“The will must be stronger than the skill.” – Muhammad Ali

When I was growing up my dad liked to watch boxing on TV and follow it in the newspapers. I became a big fan of Muhammed Ali after I met him in the lobby of a hotel in Chicago when I was ten years old. My sister and I hid behind a potted tree in the lobby looking at this man sitting alone on a couch in the lobby. I knew it was him and was afraid to talk to him since he beat people up for a living. We finally got up the nerve and went to ask him for his autograph. When we did he said he would give it to us ‘under one condition, that you call me Muhammed Ali’. We had asked Cassius Clay for the autograph but we left having met Muhammed Ali.

From then on I was connected to him and followed him, rooted for him, no matter what. I loved him for many reasons; for his brashness, his fun-loving nature, his fast feet and hands and his poetry (if you ever read a poem of mine you will see that I graduated from the Muhammed Ali school of poetry).

But then something far deeper and more meaningful happened than just admiring a great entertainer and athlete. He was stripped of his title in 1967 for refusing to be drafted by the Army. I didn’t understand it all but I felt it was completely unfair at the time. Three years later he was allowed to box again, but three years is like an eternity for a boxer. They just don’t come back from three years off. But he did. Not only did he come back but he was set to win back the championship by fighting Joe Frazier. He lost. Then the rematch came, only Frazier got beat by someone in the meanwhile and their fight, though monumental, proved nothing.

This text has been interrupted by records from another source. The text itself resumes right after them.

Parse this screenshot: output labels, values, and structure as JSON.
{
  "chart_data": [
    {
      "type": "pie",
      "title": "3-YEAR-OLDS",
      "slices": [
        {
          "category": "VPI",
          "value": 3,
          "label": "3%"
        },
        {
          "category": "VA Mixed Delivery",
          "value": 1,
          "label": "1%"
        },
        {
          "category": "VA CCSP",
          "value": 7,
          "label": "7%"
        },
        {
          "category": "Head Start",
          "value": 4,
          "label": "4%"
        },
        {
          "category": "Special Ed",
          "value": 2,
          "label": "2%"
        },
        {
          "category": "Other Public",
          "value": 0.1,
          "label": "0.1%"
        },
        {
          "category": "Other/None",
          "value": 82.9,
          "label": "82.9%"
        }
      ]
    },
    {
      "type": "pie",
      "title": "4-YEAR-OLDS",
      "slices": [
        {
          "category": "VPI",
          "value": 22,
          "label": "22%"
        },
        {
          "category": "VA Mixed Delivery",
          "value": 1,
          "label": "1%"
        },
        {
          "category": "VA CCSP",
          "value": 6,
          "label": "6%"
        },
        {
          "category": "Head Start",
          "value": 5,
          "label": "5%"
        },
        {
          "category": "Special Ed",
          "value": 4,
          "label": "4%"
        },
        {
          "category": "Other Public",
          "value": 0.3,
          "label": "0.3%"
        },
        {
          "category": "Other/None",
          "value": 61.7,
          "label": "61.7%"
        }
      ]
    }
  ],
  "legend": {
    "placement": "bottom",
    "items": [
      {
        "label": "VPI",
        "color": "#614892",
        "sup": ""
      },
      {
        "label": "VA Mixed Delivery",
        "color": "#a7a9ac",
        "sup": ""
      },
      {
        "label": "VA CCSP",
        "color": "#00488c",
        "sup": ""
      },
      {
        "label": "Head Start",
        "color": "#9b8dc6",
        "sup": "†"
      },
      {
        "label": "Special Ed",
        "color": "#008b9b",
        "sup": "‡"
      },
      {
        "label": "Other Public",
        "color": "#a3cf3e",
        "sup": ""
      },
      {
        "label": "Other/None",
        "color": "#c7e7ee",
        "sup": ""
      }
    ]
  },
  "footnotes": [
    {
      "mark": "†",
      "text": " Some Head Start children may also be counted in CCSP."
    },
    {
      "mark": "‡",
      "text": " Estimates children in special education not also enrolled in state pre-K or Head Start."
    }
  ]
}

It wasn’t until seven years after his belt was taken from him, four years after he returned to the ring, when he was over the hill, way past his prime and facing the meanest, most hard hitting boxer that had come down the pike in a LONG time, that he had the chance to win the crown back. But he wasn’t going to win this one, he wasn’t going to beat George Foreman. He was smaller, was older, wasn’t nearly as fast or as agile as he once had been. He didn’t train as hard supposedly, couldn’t hit as hard.

I remember sitting in the pub at Brandeis University where I was a sophomore. The fight was blacked out on TV and radio but they could do radio updates at the end of each round. I was really the only one who cared in the whole place. I waited for the report every three minutes or so for round after round. It didn’t look good because Ali was just laying back on the ropes, not fighting all that much. The announcers said it was likely that one of these rounds Foreman would land a punch that would put him down, it was just a matter of time.

But that didn’t happen. As a matter of fact Foreman got tired. Ali didn’t. Ali took every punch he had to give, just let him wail away at his body until he was worn out. Then the tide turned. When Foreman could no longer get up the strength to hit hard Ali did the hitting. By round eight I was screaming with excitement as I heard that Ali had turned the corner and beat Foreman.

In the end Ali used his ‘Rope a Dope’ strategy to beat someone bigger and stronger. He won because he was smarter and he had a good plan. But don’t be fooled, he won first and foremost because his will was stronger than his skill.

Is your will stronger than your skill? If not, why not?